Le deuxième alinéa définit la notion de manière quantifiée en prévoyant dans sa version applicable au litige , que les personnes sont regardées comme soumises à un  régime fiscal privilégié dans l'Etat ou le territoire considéré si elles n'y sont pas imposables  ou si elles y sont assujetties à des impôts sur les bénéfices ou les revenus dont le montant est  inférieur de plus de la moitié (porte à 40% depuis le 1.01.2020 ) à celui de l'impôt sur les bénéfices ou sur les revenus dont elles  auraient été redevables dans les conditions de droit commun en France, si elles y avaient été  domiciliées ou établies ».

 

Le rapporteur public nous rappelle que la charge de la preuve d’un tel régime
incombe à l’administration

 

 (CE, 21 mars 1986, Min. c/ SA Auriège, n° 53002,  .)

 

 A-  Lorsqu'elle se prévaut de ces dispositions pour contester la déduction de rémunérations, l'administration doit justifier que le bénéficiaire de ces rémunérations est soumis hors de France à un régime fiscal privilégié.

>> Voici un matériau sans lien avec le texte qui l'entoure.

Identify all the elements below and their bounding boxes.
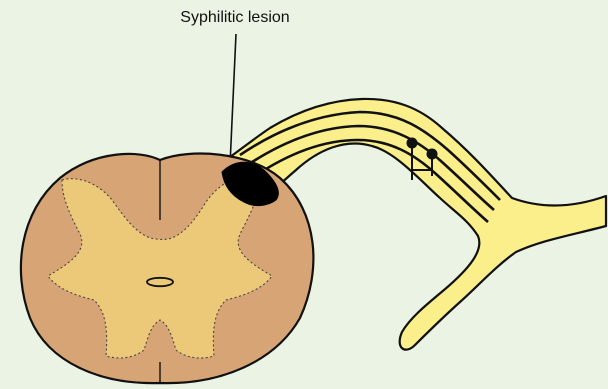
ganglion-cell-1 — [407, 138, 418, 149]
ganglion-cell-2 — [427, 149, 438, 160]
label-leader-line — [230, 34, 236, 165]
central-canal — [147, 278, 173, 286]
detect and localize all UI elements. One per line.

En l'espèce, l'administration apporte des éléments suffisants pour que soit ordonné un supplément d'instruction sur le point de savoir si une société ayant son siège en Suisse, dans le canton de Genève, et ayant bénéficié de rémunérations versées par le contribuable français, doit être regardée comme étant soumise, en Suisse, à un régime fiscal privilégié au sens de l'article 238-A du C.G.I..

 

B - et celle-ci ne peut se contenter d’une  présentation abstraite de la fiscalité du pays concerné : elle doit « apporter tous éléments  circonstanciés non seulement sur le taux d'imposition, mais sur l'ensemble des modalités  selon lesquelles des activités du type de celles qu'exerce ce bénéficiaire sont imposées dans le  pays où il est domicilié ou établi »

 

(CE, 24 avril 2019, Société CUIF, n° 413129,   

 

CONCLUSIONS de M. Laurent Cytermann, rapporteur public 

 

Pour l'application des deux premiers alinéas de l'article 238 A du code général des impôts (CGI), la charge de la preuve de ce que le bénéficiaire des rémunérations en cause est soumis à un régime fiscal privilégié incombe à l'administration. Il lui appartient à cet égard d'apporter tous éléments circonstanciés non seulement sur le taux d'imposition, mais sur l'ensemble des modalités selon lesquelles des activités du type de celles qu'exerce ce bénéficiaire sont imposées dans le pays où il est domicilié ou établi. Le contribuable peut, de son côté, faire valoir, en réponse à l'administration, tous éléments propres à la situation du bénéficiaire en cause. Dans le cas où l'administration doit être regardée, au vu de l'ensemble des éléments ainsi produits par les parties, comme ayant établi que le bénéficiaire n'est pas imposable ou est assujetti à des impôts sur les bénéfices ou les revenus dont le montant est inférieur de plus de la moitié à celui de l'impôt sur les bénéfices ou sur les revenus dont il aurait été redevable dans les conditions de droit commun en France, il appartient au contribuable d'apporter la preuve que les dépenses en cause correspondent à des opérations réelles et ne présentent pas un caractère anormal ou exagéré.